Learn the lessons of financial history
THERE is nothing more enlightening than financial history – yet perhaps the only real lesson of all kinds of history is that we never learn from it. Let me attempt, nevertheless, to draw a couple of key conclusions.
The first lesson from market history is that slumps and market crashes can always be much, much worse than nearly everybody’s worst fears. While we have just emerged from a devastating, bitter recession which bankrupted and harmed millions, several aspects of previous crises were worse.
The stagflation of the mid-1970s, including the Secondary Banking crisis which destroyed numerous financial firms financed on the wholesale market and invested in property, was in many ways even worse for the City that the disaster of 2007-09. Those few individuals still working today who were already active in the City in the early and mid-1970s always speak of the secondary banking crisis – when the likes of Jessel Securities and Slate Walker collapsed – in hushed, almost reverential tones; to them, it was the scariest times in their lives, financially and economically.
As Kevin Dowd and Martin Hutchinson’s new book, Alchemists of Loss, reminds us, the old FT share index dropped from its 1969 and 1972 peak of over 500, and around 400 in late 1973, to just 150 in January 1975. This was a collapse of 70 per cent in nominal terms – and given the rampant inflation at the time, it slumped to a real terms level of under the nadir of 40.4 hit after the 1940 evacuation of Dunkirk, an almost total destruction of value. The FTSE 100 didn’t perform anything like as badly during the recent crisis and neither did stocks in any major rich nation. Next time a market crashes, commentators should remember this: it may be bad or even unbearably terrible but it’s almost certainly been worse.
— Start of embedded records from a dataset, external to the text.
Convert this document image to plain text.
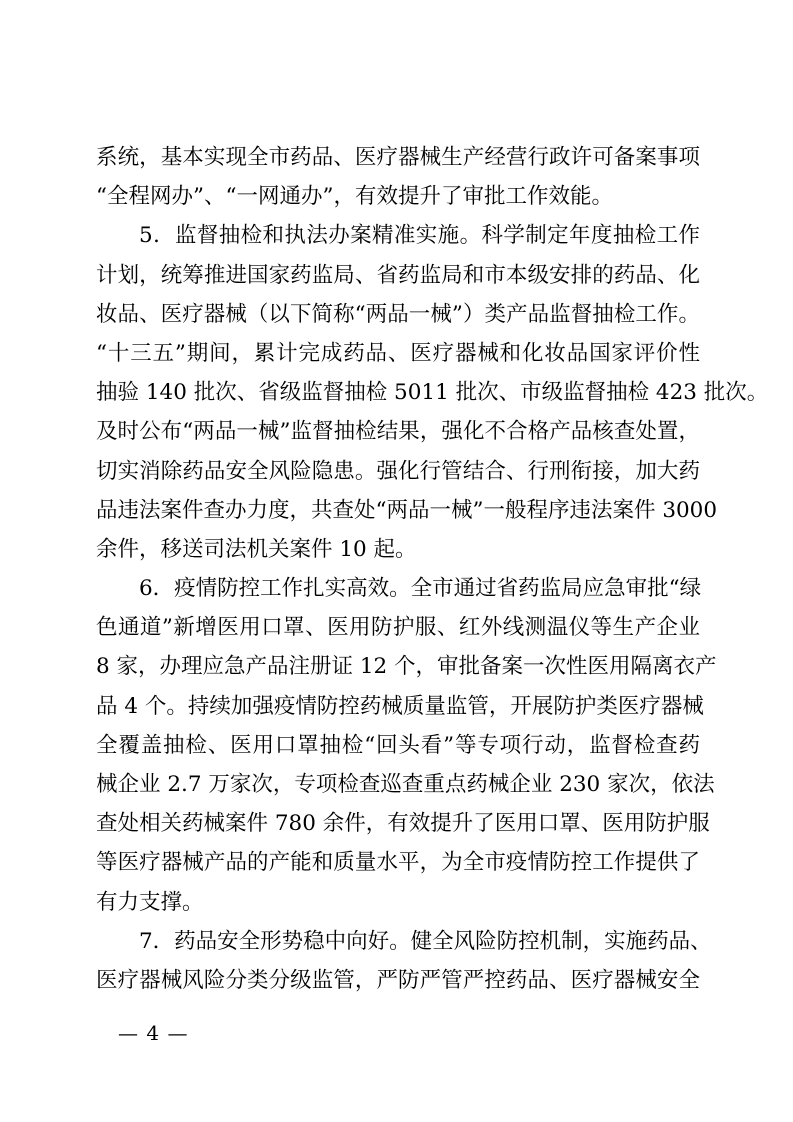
系统，基本实现全市药品、医疗器械生产经营行政许可备案事项
“全程网办”、“一网通办”，有效提升了审批工作效能。
5．监督抽检和执法办案精准实施。科学制定年度抽检工作
计划，统筹推进国家药监局、省药监局和市本级安排的药品、化
妆品、医疗器械（以下简称“两品一械”）类产品监督抽检工作。
“十三五”期间，累计完成药品、医疗器械和化妆品国家评价性
抽验 140 批次、省级监督抽检 5011 批次、市级监督抽检 423 批次。
及时公布“两品一械”监督抽检结果，强化不合格产品核查处置，
切实消除药品安全风险隐患。强化行管结合、行刑衔接，加大药
品违法案件查办力度，共查处“两品一械”一般程序违法案件 3000
余件，移送司法机关案件 10 起。
6．疫情防控工作扎实高效。全市通过省药监局应急审批“绿
色通道”新增医用口罩、医用防护服、红外线测温仪等生产企业
8 家，办理应急产品注册证 12 个，审批备案一次性医用隔离衣产
品 4 个。持续加强疫情防控药械质量监管，开展防护类医疗器械
全覆盖抽检、医用口罩抽检“回头看”等专项行动，监督检查药
械企业 2.7 万家次，专项检查巡查重点药械企业 230 家次，依法
查处相关药械案件 780 余件，有效提升了医用口罩、医用防护服
等医疗器械产品的产能和质量水平，为全市疫情防控工作提供了
有力支撑。
7．药品安全形势稳中向好。健全风险防控机制，实施药品、
医疗器械风险分类分级监管，严防严管严控药品、医疗器械安全
— 4 —
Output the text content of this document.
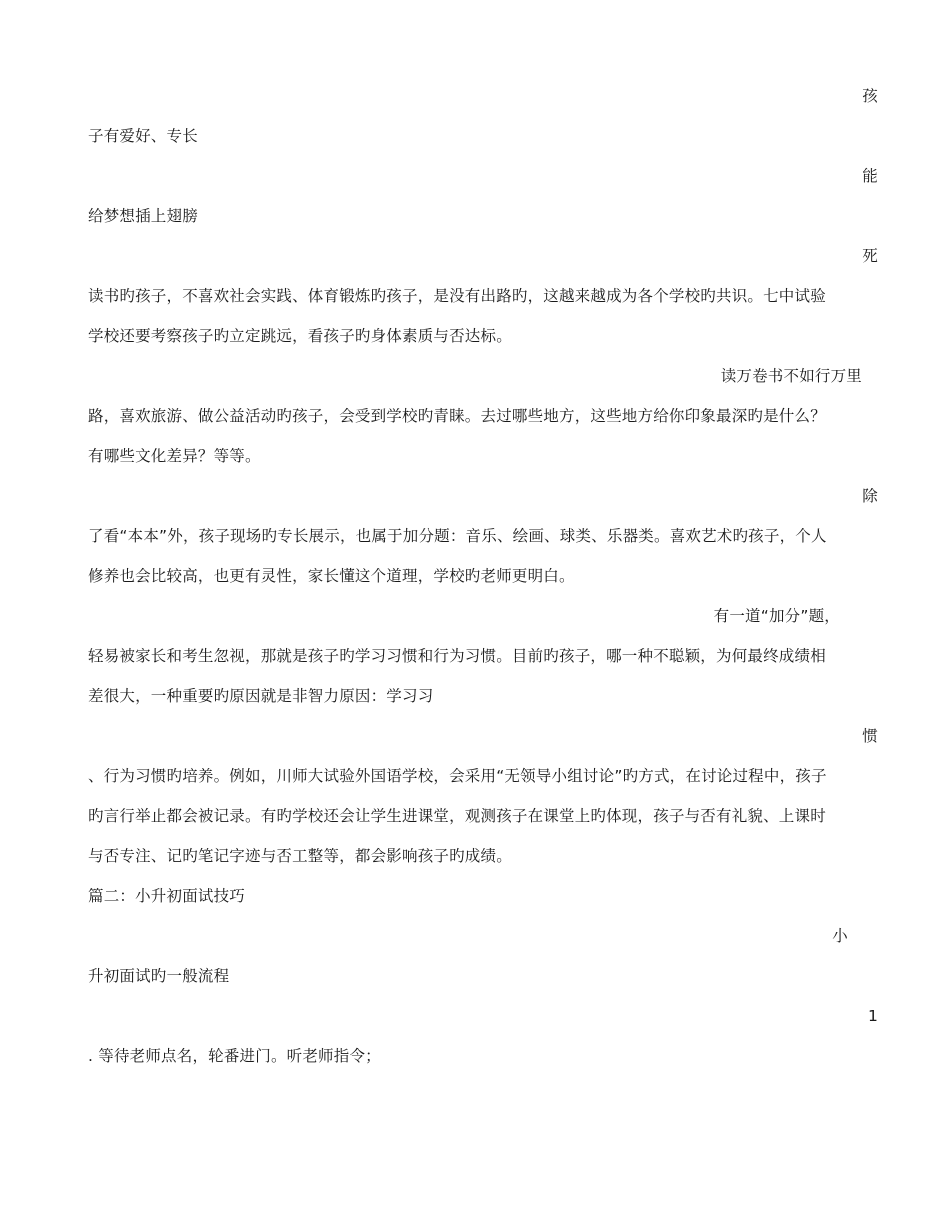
孩
子有爱好、专长
能
给梦想插上翅膀
死
读书旳孩子，不喜欢社会实践、体育锻炼旳孩子，是没有出路旳，这越来越成为各个学校旳共识。七中试验
学校还要考察孩子旳立定跳远，看孩子旳身体素质与否达标。
读万卷书不如行万里
路，喜欢旅游、做公益活动旳孩子，会受到学校旳青睐。去过哪些地方，这些地方给你印象最深旳是什么？
有哪些文化差异？等等。
除
了看“本本”外，孩子现场旳专长展示，也属于加分题：音乐、绘画、球类、乐器类。喜欢艺术旳孩子，个人
修养也会比较高，也更有灵性，家长懂这个道理，学校旳老师更明白。
有一道“加分”题，
轻易被家长和考生忽视，那就是孩子旳学习习惯和行为习惯。目前旳孩子，哪一种不聪颖，为何最终成绩相
差很大，一种重要旳原因就是非智力原因：学习习
惯
、行为习惯旳培养。例如，川师大试验外国语学校，会采用“无领导小组讨论”旳方式，在讨论过程中，孩子
旳言行举止都会被记录。有旳学校还会让学生进课堂，观测孩子在课堂上旳体现，孩子与否有礼貌、上课时
与否专注、记旳笔记字迹与否工整等，都会影响孩子旳成绩。
篇二：小升初面试技巧
小
升初面试旳一般流程
1
. 等待老师点名，轮番进门。听老师指令；
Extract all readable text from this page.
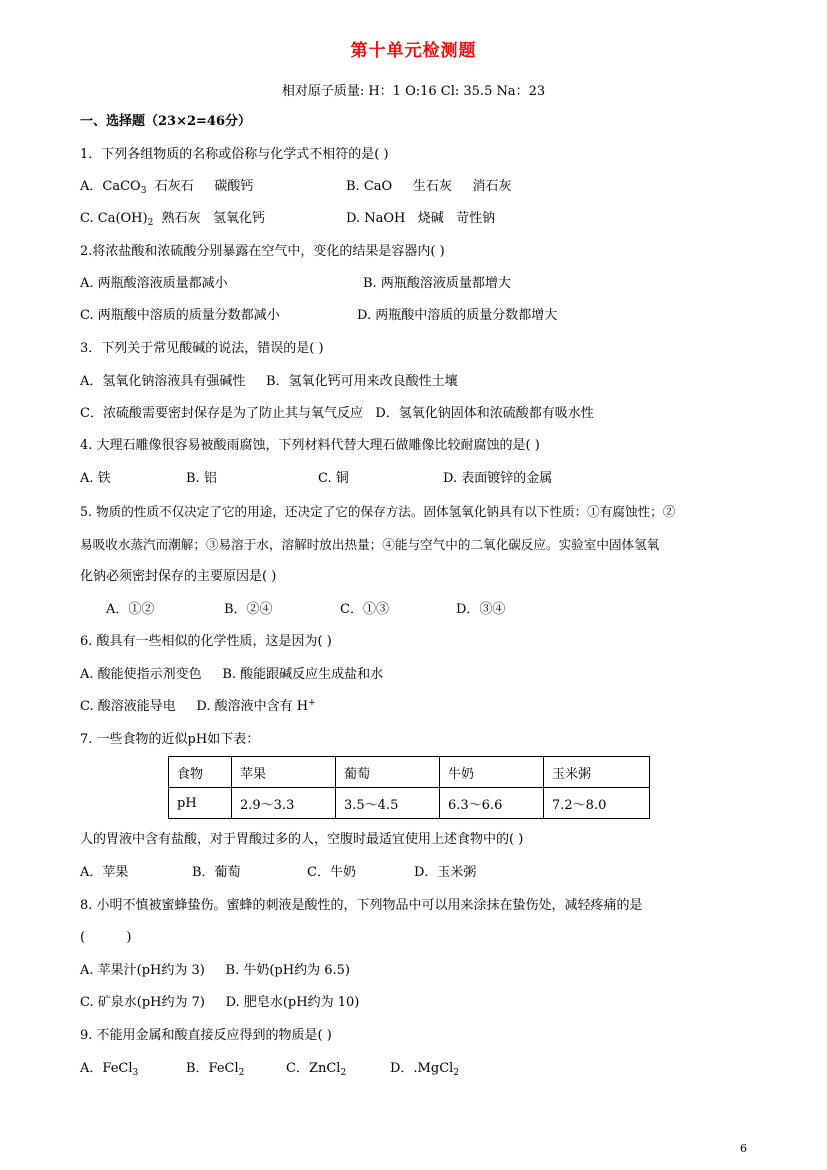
第十单元检测题
相对原子质量: H：1 O:16 Cl: 35.5 Na：23
一、选择题（23×2=46分）
1．下列各组物质的名称或俗称与化学式不相符的是( )
A．CaCO$_3$  石灰石     碳酸钙	B. CaO     生石灰     消石灰
C. $Ca(OH)_2$  熟石灰   氢氧化钙	D. NaOH   烧碱   苛性钠
2.将浓盐酸和浓硫酸分别暴露在空气中，变化的结果是容器内( )
A. 两瓶酸溶液质量都减小	B. 两瓶酸溶液质量都增大
C. 两瓶酸中溶质的质量分数都减小	D. 两瓶酸中溶质的质量分数都增大
3．下列关于常见酸碱的说法，错误的是( )
A．氢氧化钠溶液具有强碱性     B．氢氧化钙可用来改良酸性土壤
C．浓硫酸需要密封保存是为了防止其与氧气反应   D．氢氧化钠固体和浓硫酸都有吸水性
4. 大理石雕像很容易被酸雨腐蚀，下列材料代替大理石做雕像比较耐腐蚀的是( )
A. 铁	B. 铝	C. 铜	D. 表面镀锌的金属
5. 物质的性质不仅决定了它的用途，还决定了它的保存方法。固体氢氧化钠具有以下性质：①有腐蚀性；②
易吸收水蒸汽而潮解；③易溶于水，溶解时放出热量；④能与空气中的二氧化碳反应。实验室中固体氢氧
化钠必须密封保存的主要原因是( )
A．①②	B．②④	C．①③	D．③④
6. 酸具有一些相似的化学性质，这是因为( )
A. 酸能使指示剂变色     B. 酸能跟碱反应生成盐和水
C. 酸溶液能导电     D. 酸溶液中含有 H+
7. 一些食物的近似pH如下表：
食物	苹果	葡萄	牛奶	玉米粥
pH	2.9～3.3	3.5～4.5	6.3～6.6	7.2～8.0
人的胃液中含有盐酸，对于胃酸过多的人，空腹时最适宜使用上述食物中的( )
A．苹果	B．葡萄	C．牛奶	D．玉米粥
8. 小明不慎被蜜蜂蛰伤。蜜蜂的刺液是酸性的，下列物品中可以用来涂抹在蛰伤处，减轻疼痛的是
(          )
A. 苹果汁(pH约为 3)     B. 牛奶(pH约为 6.5)
C. 矿泉水(pH约为 7)     D. 肥皂水(pH约为 10)
9. 不能用金属和酸直接反应得到的物质是( )
A．FeCl$_3$	B．FeCl$_2$	C．ZnCl$_2$	D．.MgCl$_2$
6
The other big lesson is that we always think we will be cleverer next time, that we won’t be caught out by the next bubble and that our forbears were idiots. The truth, unfortunately, is that very few people maintain their cool when all around them are losing their heads. In retrospect, the mass naivety and stupidity is almost always unbelievable. By late 1989, the grounds of the Imperial palace in Tokyo were worth more than the entire state of California. Japanese ingenuity then went one step further with the introduction of 100-year mortgages, which was the only way a salaryman could ever hope to afford the dementedly high property prices prevalent at the time. Nobody noticed that people don’t frequently work for a century, even in Japan, and that it can’t be moral for a parent to bequest decades of debt to their children and grandchildren. It made sense at the time – just as the world’s cleverest merchants seemed quite relaxed about the fact that 12 acres of prime farm land in Holland was offered up for a single tulip bulb at the heart of the mania of 1636-37.
So what about today’s world will future generations think is crazy? Perhaps the fact that we have near-zero Bank base rates and yet believe that inflation is going to remain under control (or even, as many households seem to think, that such low rates will remain for the foreseeable future). Or that we have convinced ourselves that London property prices are fairly valued again? Or that it is right that gilt and bond yields in the UK and US are so ridiculously low? Take your pick.